Just Finished Reading: The Book of Strange New Things by Michel Faber

First, this write-up definitely contains spoilers, and I realize the book only came out about a month ago, so, sorry if you like to find out what happens by reading the book. Better come back after you've read it...

The basic plot here is that a mysterious multinational company, USIC, hires a guy, Peter, who's currently a pastor in England, to become a missionary to aliens on a planet trillions of miles from Earth, and accessible by a very expensive quantum jump technology.
 
So far so good.
 
He goes out there, drives to meet the aliens, and surprise! They already know about the Gospel, and sing Amazing Grace to welcome him. He gets them to build a church, but they are afraid of needles, so he can't talk them into a spire. As it turns out, they don't have any capacity to heal from injuries. Which probably would make Jesus a way more compelling guy, considering the healings he does. 
 
In the meantime, Peter's wife Beatrice (like the symbolism in the names? Eh?
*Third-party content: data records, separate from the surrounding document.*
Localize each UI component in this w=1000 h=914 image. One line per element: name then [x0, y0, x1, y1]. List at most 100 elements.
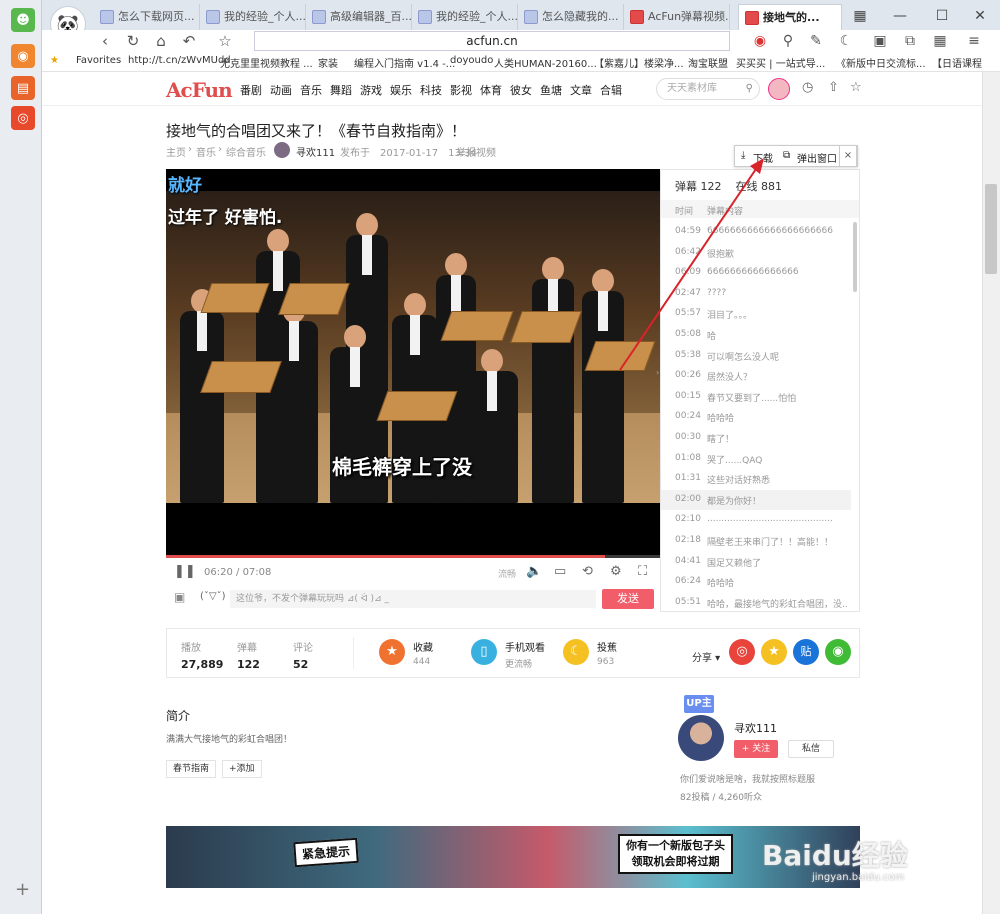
download-button[interactable]: 下载	[753, 150, 773, 165]
nav-item[interactable]: 番剧	[240, 82, 262, 98]
danmaku-row[interactable]: 00:30 瞎了！	[661, 428, 851, 449]
nav-item[interactable]: 娱乐	[390, 82, 412, 98]
favorite-item[interactable]: 买买买 | 一站式导...	[736, 55, 825, 70]
qzone-share-icon[interactable]: ★	[761, 639, 787, 665]
video-player[interactable]: 就好 过年了 好害怕. 棉毛裤穿上了没	[166, 169, 660, 558]
favorite-item[interactable]: 编程入门指南 v1.4 -...	[354, 55, 455, 70]
close-button[interactable]: ✕	[962, 4, 998, 28]
wechat-share-icon[interactable]: ◉	[825, 639, 851, 665]
up-name[interactable]: 寻欢111	[734, 720, 777, 736]
address-bar[interactable]: acfun.cn	[254, 31, 730, 51]
danmaku-toggle-icon[interactable]: ▭	[554, 564, 566, 579]
star-icon[interactable]: ☆	[212, 30, 238, 52]
nav-item[interactable]: 体育	[480, 82, 502, 98]
collapse-arrow-icon[interactable]: ›	[656, 368, 659, 377]
news-icon[interactable]: ▤	[11, 76, 35, 100]
danmaku-row[interactable]: 01:08 哭了......QAQ	[661, 449, 851, 470]
favorite-item[interactable]: 人类HUMAN-20160...	[494, 55, 597, 70]
promo-banner[interactable]: 紧急提示 你有一个新版包子头 领取机会即将过期	[166, 826, 860, 888]
tieba-share-icon[interactable]: 贴	[793, 639, 819, 665]
nav-item[interactable]: 音乐	[300, 82, 322, 98]
danmaku-scrollbar[interactable]	[853, 222, 857, 292]
favorite-item[interactable]: 【紫嘉儿】楼梁净...	[594, 55, 684, 70]
favorite-item[interactable]: 家装	[318, 55, 338, 70]
extension-icon[interactable]: ◉	[748, 30, 772, 52]
tools-icon[interactable]: ✎	[804, 30, 828, 52]
danmaku-row[interactable]: 05:08 哈	[661, 325, 851, 346]
favorite-item[interactable]: 【日语课程	[932, 55, 982, 70]
nav-item[interactable]: 舞蹈	[330, 82, 352, 98]
danmaku-row[interactable]: 04:41 国足又赖他了	[661, 552, 851, 573]
nav-item[interactable]: 动画	[270, 82, 292, 98]
fullscreen-icon[interactable]: ⛶	[638, 564, 647, 579]
nav-item[interactable]: 鱼塘	[540, 82, 562, 98]
tab[interactable]: AcFun弹幕视频...	[624, 4, 730, 30]
danmaku-row[interactable]: 05:57 泪目了。。。	[661, 304, 851, 325]
user-avatar[interactable]	[768, 78, 790, 100]
favorite-item[interactable]: Favorites	[76, 55, 121, 66]
weibo-icon[interactable]: ◎	[11, 106, 35, 130]
acfun-logo[interactable]: AcFun	[166, 78, 233, 102]
danmaku-row[interactable]: 02:47????	[661, 284, 851, 305]
danmaku-row[interactable]: 04:59 6666666666666666666666	[661, 222, 851, 243]
follow-button[interactable]: + 关注	[734, 740, 778, 758]
danmaku-row[interactable]: 02:18 隔壁老王来串门了！！高能！！	[661, 531, 851, 552]
danmaku-row[interactable]: 05:38 可以啊怎么没人呢	[661, 346, 851, 367]
home-icon[interactable]: ⌂	[148, 30, 174, 52]
history-icon[interactable]: ◷	[802, 80, 813, 95]
popout-button[interactable]: 弹出窗口	[797, 150, 837, 165]
tab[interactable]: 我的经验_个人...	[200, 4, 306, 30]
danmaku-row[interactable]: 00:15 春节又要到了......怕怕	[661, 387, 851, 408]
tab-active[interactable]: 接地气的...	[738, 4, 842, 30]
upload-icon[interactable]: ⇧	[828, 80, 839, 95]
tab[interactable]: 高级编辑器_百...	[306, 4, 412, 30]
danmaku-row[interactable]: 01:31 这些对话好熟悉	[661, 469, 851, 490]
favorite-action[interactable]: 收藏 444	[413, 639, 433, 667]
breadcrumb[interactable]: 综合音乐	[226, 144, 266, 159]
scroll-thumb[interactable]	[985, 184, 997, 274]
message-button[interactable]: 私信	[788, 740, 834, 758]
mobile-icon[interactable]: ▯	[471, 639, 497, 665]
col-content[interactable]: 弹幕内容	[707, 204, 743, 217]
menu-icon[interactable]: ≡	[962, 30, 986, 52]
night-mode-icon[interactable]: ☾	[834, 30, 858, 52]
breadcrumb[interactable]: 主页	[166, 144, 186, 159]
uploader-avatar[interactable]	[274, 142, 290, 158]
image-icon[interactable]: ▦	[928, 30, 952, 52]
danmaku-row[interactable]: 05:51 哈哈，最接地气的彩虹合唱团，没...	[661, 593, 851, 614]
pause-icon[interactable]: ❚❚	[174, 564, 196, 579]
mobile-action[interactable]: 手机观看 更流畅	[505, 639, 545, 670]
tab[interactable]: 怎么隐藏我的...	[518, 4, 624, 30]
download-icon[interactable]: ⤓	[741, 150, 745, 161]
tag[interactable]: 春节指南	[166, 760, 217, 778]
settings-icon[interactable]: ⚙	[610, 564, 622, 579]
loop-icon[interactable]: ⟲	[582, 564, 593, 579]
danmaku-input[interactable]: 这位爷，不发个弹幕玩玩吗 ⊿( ᐛ )⊿ _	[230, 590, 596, 608]
nav-item[interactable]: 文章	[570, 82, 592, 98]
banana-icon[interactable]: ☾	[563, 639, 589, 665]
danmaku-row[interactable]: 06:24 哈哈哈	[661, 572, 851, 593]
favorite-item[interactable]: doyoudo	[450, 55, 493, 66]
page-scrollbar[interactable]	[982, 72, 1000, 914]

Eh?) manages to get pregnant as he's leaving, and basically all societal institutions back on Earth collapse in a matter of several weeks, or maybe a couple months. 
 
So, while I can totally understand why Faber chose to focus the book on a missionary, the description of the pastor's faith life makes me pretty sure the author is not a Christian. It wasn't clear, for example, what kind of Christian Peter was. Like, if he's really a liberal, he's probably not going to make his first offer to these people he thinks have never heard of Jesus, "I've got the best news you've ever heard." That's a different tradition. Not that people can't mix and match, but, it just didn't come across as realistic to me. So that when he loses his faith, (shocking, right? Because no one doing drama about a pastor ever did that before...) it doesn't feel all that heavy because his faith was already kind of a weird shallow mishmash. Like, what denomination is this guy?!?  Come on, have some fun comparing USIC to the Anglicans, for example. Or, what progressive actually bothers to memorize giant chunks of the Bible and highlight things? I don't know. Maybe if I asked, I'd find out that half my clergy friends do that. To me it seemed like throwing traits of two different Christian cultures into one person. 
 
By comparison the sex scenes seemed much closer to the author's experience. And Faber did a good job with the experience of culture shock, too. Also good - the plot was definitely compelling - a page turner, if you will, what with everything happening so fast, and the Earth going to hell in a handbasket. 
 
So, creative idea, entertaining, but if you want a realistic window into life as a pastor, Gilead by Marilyn Robinson is a way better book. Although - downside - there are no aliens in that one, just Iowans. 
 
I've also been wanting to read Diary of a Country Priest, which I hear is excellent.